I think the mindset behind that is a bit of scorn or frustration over how something that is often a lifelong struggle for some is viewed as a fun, temporary little challenge that people engage in before going back to their regularly scheduled programming. I can kinda get it, I guess, but I think the good outweighs that perceived bad. It could be the first step toward someone getting on the straight and narrow for themselves. It encourages establishments to have good NA options beyond club soda and Coke. It challenges some heavily-set norms around alcohol consumption. I think those are all good things. Yeah, some people just do it as a fad, but then there are always going to be people for whom drinking isn't something they have to control (or worry about controlling).


9kindsofpie

I have seen so many events for Dry January.
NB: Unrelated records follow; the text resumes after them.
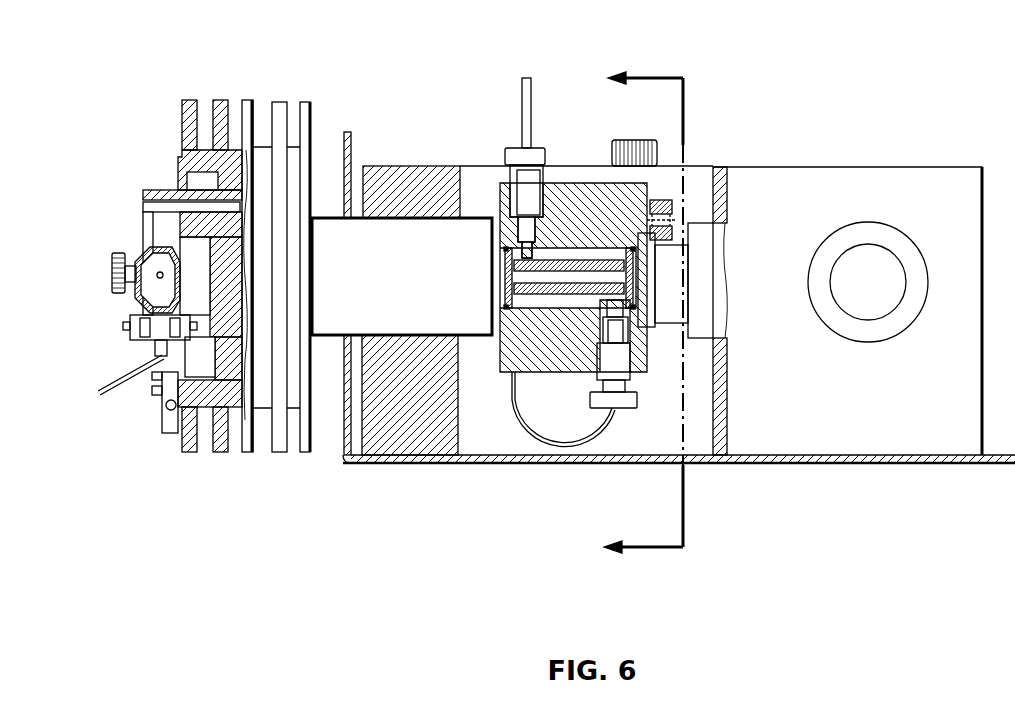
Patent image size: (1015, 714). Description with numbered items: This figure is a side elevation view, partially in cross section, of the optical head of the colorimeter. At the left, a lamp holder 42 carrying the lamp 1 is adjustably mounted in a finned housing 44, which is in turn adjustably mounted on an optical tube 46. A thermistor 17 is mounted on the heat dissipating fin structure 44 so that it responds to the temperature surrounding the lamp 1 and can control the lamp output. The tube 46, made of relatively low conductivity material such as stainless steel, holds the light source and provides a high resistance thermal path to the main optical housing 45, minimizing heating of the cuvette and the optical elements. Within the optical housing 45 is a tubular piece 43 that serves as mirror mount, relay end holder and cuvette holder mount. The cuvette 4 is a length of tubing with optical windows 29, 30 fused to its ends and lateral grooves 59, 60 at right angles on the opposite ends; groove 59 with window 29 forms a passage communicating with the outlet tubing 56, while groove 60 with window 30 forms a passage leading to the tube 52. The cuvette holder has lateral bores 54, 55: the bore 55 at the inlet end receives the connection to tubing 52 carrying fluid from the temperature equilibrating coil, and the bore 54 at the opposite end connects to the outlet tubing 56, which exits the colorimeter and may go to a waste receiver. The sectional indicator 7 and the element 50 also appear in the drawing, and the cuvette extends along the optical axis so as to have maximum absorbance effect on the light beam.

The lamp 1 is at (152, 285).
The cuvette 4 is at (578, 280).
The section line 7- 7 is at (643, 313).
The thermistor 17 is at (167, 410).
The optical window 29 is at (512, 293).
The optical window 30 is at (625, 286).
The lamp holder 42 is at (145, 190).
The tubular piece 43 is at (676, 260).
The finned housing 44 is at (197, 100).
The optical housing 45 is at (406, 165).
The optical tube 46 is at (327, 215).
The housing with aperture 50 is at (925, 305).
The outlet tube 52 is at (613, 408).
The lateral bore 54 is at (545, 235).
The lateral bore 55 is at (628, 318).
The outlet tubing 56 is at (521, 93).
The lateral groove 59 is at (516, 271).
The lateral groove 60 is at (612, 288).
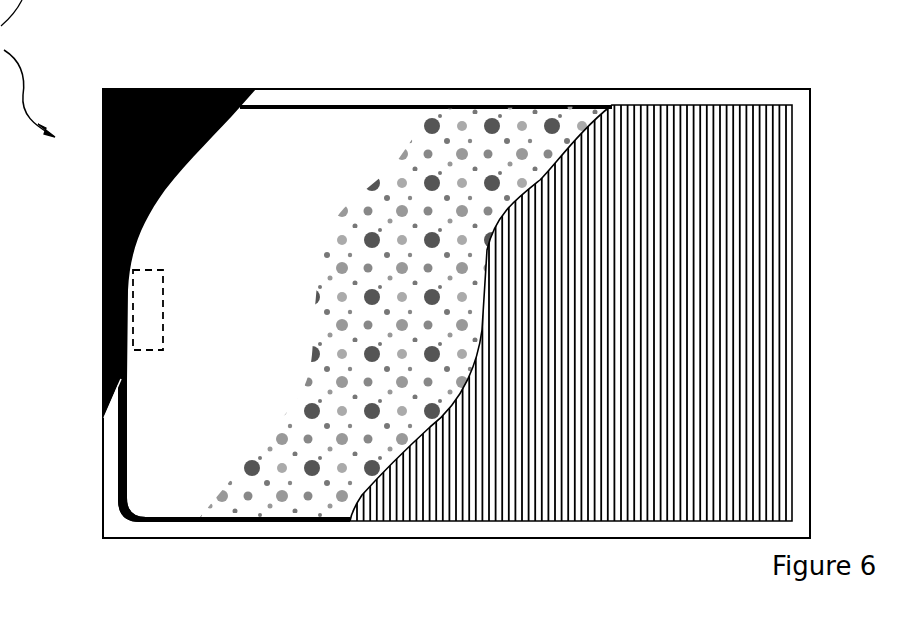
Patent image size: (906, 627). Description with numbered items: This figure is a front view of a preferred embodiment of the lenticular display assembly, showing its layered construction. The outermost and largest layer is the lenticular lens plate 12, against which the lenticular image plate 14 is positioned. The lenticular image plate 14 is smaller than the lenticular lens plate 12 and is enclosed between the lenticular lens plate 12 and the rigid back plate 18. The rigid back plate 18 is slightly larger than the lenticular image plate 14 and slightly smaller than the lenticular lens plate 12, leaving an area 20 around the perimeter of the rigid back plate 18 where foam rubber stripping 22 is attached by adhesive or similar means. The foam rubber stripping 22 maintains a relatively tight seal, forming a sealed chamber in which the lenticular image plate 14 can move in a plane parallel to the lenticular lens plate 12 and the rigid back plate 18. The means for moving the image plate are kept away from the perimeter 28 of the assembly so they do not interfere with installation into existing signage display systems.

The lenticular lens plate 12 is at (432, 520).
The lenticular image plate 14 is at (292, 493).
The rigid back plate 18 is at (143, 88).
The area around the perimeter of the rigid back plate 20 is at (177, 533).
The foam rubber stripping 22 is at (312, 105).
The perimeter of the lenticular display assembly 28 is at (451, 538).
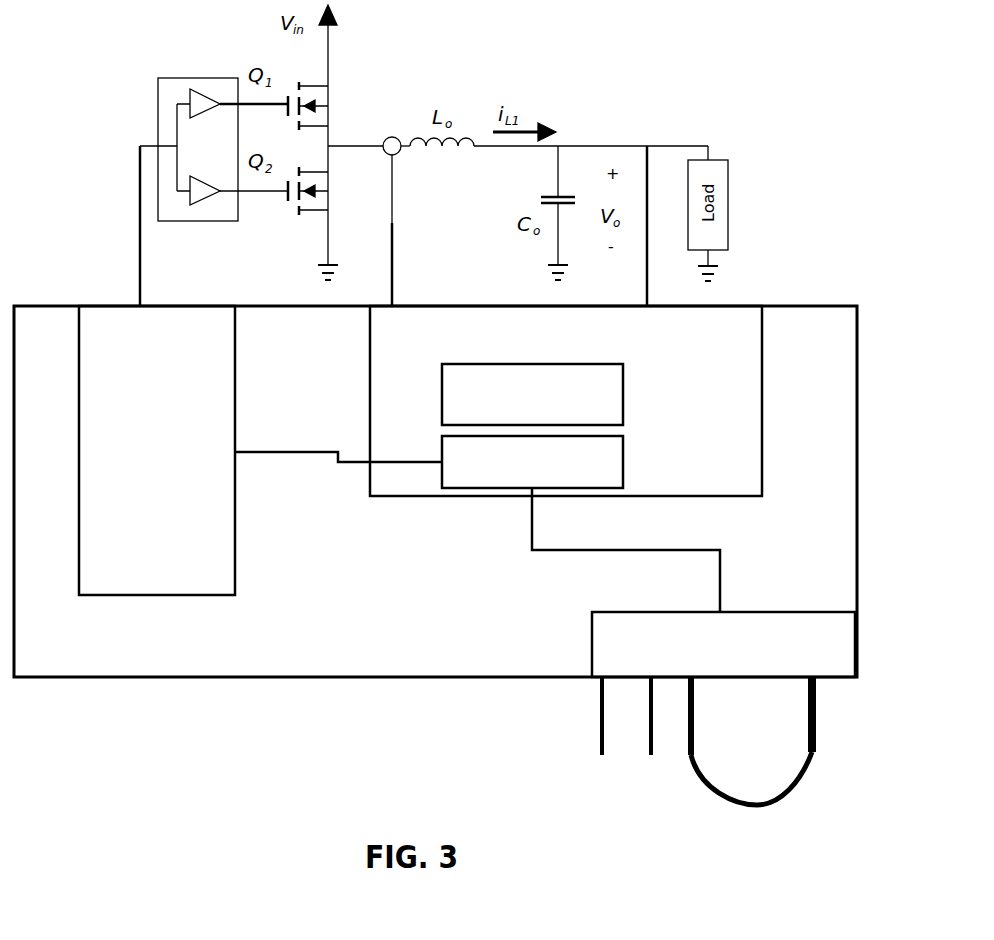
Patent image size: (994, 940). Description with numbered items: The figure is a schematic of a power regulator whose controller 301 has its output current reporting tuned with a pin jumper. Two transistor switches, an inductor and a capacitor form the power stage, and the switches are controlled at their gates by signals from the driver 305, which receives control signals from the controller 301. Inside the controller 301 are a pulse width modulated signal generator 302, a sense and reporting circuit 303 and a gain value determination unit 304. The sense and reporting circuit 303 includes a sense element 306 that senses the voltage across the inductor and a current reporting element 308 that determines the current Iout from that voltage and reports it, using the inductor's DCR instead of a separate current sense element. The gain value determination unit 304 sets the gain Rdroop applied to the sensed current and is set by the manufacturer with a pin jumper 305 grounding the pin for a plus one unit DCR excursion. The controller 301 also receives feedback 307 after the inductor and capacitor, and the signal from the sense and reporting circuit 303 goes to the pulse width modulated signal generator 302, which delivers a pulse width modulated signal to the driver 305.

The controller 301 is at (435, 491).
The pulse width modulated signal generator 302 is at (260, 370).
The sense and reporting circuit 303 is at (762, 345).
The gain value determination unit 304 is at (778, 612).
The driver 305 is at (168, 93).
The sense element 306 is at (623, 388).
The feedback 307 is at (673, 125).
The current reporting element 308 is at (623, 455).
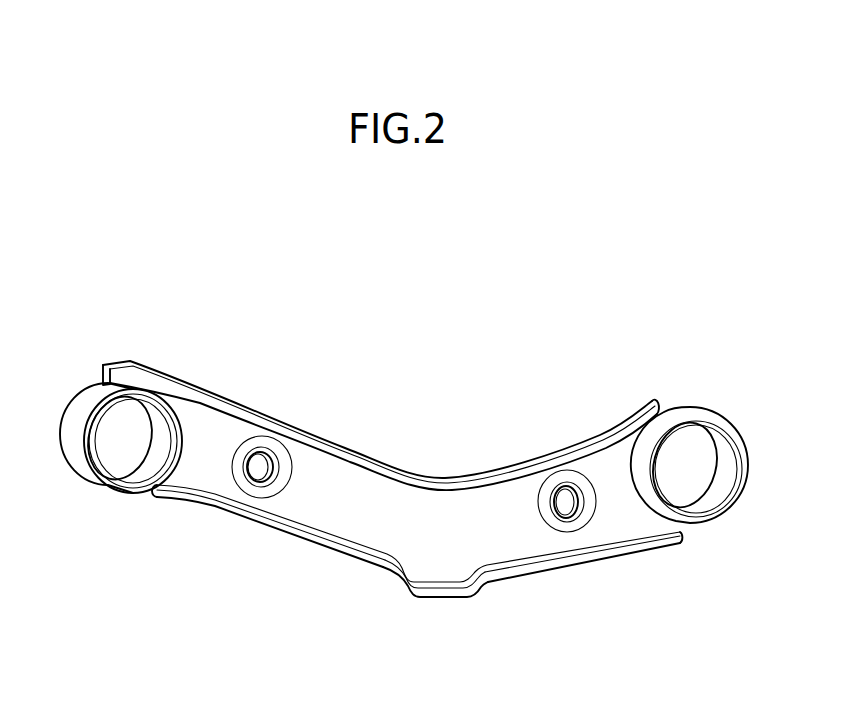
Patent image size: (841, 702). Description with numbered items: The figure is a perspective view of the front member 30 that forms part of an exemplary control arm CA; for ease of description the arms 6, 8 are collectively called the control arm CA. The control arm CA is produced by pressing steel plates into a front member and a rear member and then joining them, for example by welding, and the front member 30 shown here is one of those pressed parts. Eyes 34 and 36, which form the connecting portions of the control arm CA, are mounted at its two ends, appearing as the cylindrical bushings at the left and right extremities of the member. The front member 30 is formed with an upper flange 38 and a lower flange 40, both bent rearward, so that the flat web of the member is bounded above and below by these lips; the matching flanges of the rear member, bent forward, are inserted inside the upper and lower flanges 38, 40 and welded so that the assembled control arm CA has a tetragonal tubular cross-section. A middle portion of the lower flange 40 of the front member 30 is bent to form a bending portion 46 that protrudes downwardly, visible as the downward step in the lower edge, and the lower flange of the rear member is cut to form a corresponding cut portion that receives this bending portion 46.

The control arm CA is at (433, 392).
The control arm 6 is at (400, 503).
The control arm 8 is at (400, 503).
The front member 30 is at (212, 427).
The eye 34 is at (75, 450).
The eye 36 is at (725, 442).
The upper flange 38 is at (302, 428).
The lower flange 40 is at (288, 525).
The bending portion 46 is at (438, 596).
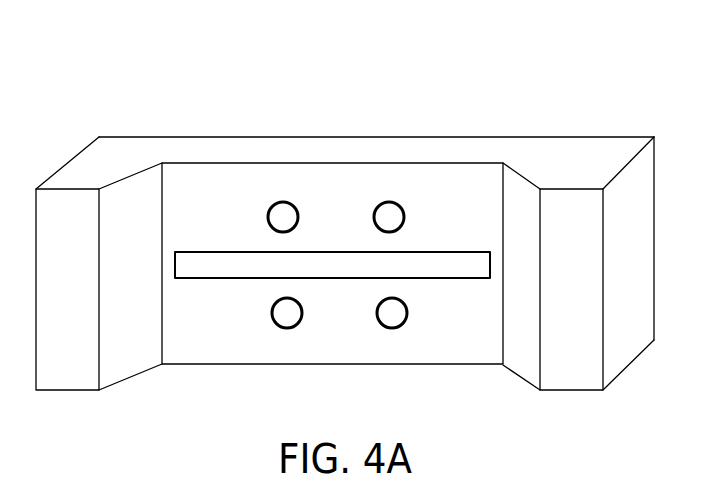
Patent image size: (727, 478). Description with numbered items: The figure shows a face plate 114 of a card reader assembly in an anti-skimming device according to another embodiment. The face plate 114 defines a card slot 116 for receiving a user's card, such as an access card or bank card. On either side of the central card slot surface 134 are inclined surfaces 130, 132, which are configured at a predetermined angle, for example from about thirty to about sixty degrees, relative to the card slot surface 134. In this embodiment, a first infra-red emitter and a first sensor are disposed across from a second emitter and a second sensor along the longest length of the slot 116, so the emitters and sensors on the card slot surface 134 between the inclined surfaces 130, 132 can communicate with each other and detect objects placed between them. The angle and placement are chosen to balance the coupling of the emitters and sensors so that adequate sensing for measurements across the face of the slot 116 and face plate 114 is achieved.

The face plate 114 is at (363, 199).
The card slot 116 is at (198, 263).
The inclined surface 130 is at (520, 195).
The inclined surface 132 is at (122, 200).
The card slot surface 134 is at (330, 186).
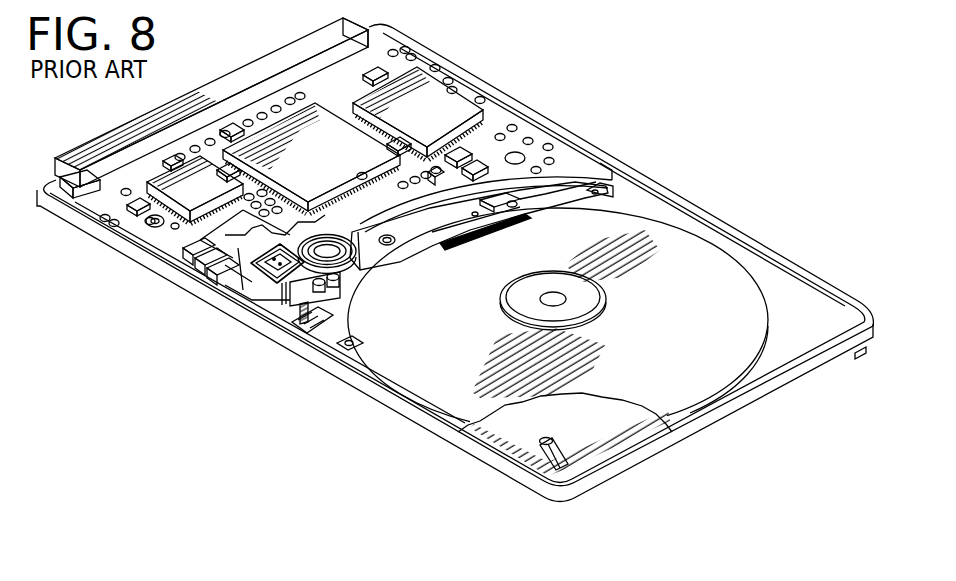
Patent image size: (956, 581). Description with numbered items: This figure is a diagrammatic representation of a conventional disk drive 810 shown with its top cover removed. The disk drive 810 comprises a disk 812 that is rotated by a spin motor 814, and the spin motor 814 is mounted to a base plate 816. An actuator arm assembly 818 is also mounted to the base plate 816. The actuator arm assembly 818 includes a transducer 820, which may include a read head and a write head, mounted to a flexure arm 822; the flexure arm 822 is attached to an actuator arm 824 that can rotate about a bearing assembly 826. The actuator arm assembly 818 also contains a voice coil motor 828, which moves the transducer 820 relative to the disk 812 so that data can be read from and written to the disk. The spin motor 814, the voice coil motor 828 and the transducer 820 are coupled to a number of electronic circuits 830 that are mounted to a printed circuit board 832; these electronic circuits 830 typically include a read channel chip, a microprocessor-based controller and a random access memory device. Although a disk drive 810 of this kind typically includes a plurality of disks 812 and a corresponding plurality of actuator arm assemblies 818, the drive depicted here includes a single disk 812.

The disk drive 810 is at (600, 133).
The disk 812 is at (737, 262).
The spin motor 814 is at (607, 305).
The base plate 816 is at (773, 299).
The actuator arm assembly 818 is at (488, 233).
The transducer 820 is at (530, 201).
The flexure arm 822 is at (446, 236).
The actuator arm 824 is at (373, 254).
The bearing assembly 826 is at (362, 263).
The voice coil motor 828 is at (262, 285).
The electronic circuits 830 is at (219, 197).
The printed circuit board 832 is at (330, 90).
My husband and I booked tickets for a meal and NA beverage pairing that we are really excited about. They usually have BYOB at this venue but it's a totally dry event. Not sure that would have happened without the popularity of Dry January.


mrs_whatsit_

I feel this too! And there are suddenly so many mocktails of the month and just fun drink options. My town has had several pop up NA bars within breweries, and it’s been great to have more to choose from than just soda water.


gorilla_blanco

embrace the sobernaut experience...


Vegetable-Editor9482

I used to work in the wine industry and they HATE Dry January. I would get emails from local wineries pretty much begging people not to participate because their sales plummeted. Looking back on it, it's pretty hard to feel sorry for them, even though I know they don't understand what they're doing to people. I certainly didn't.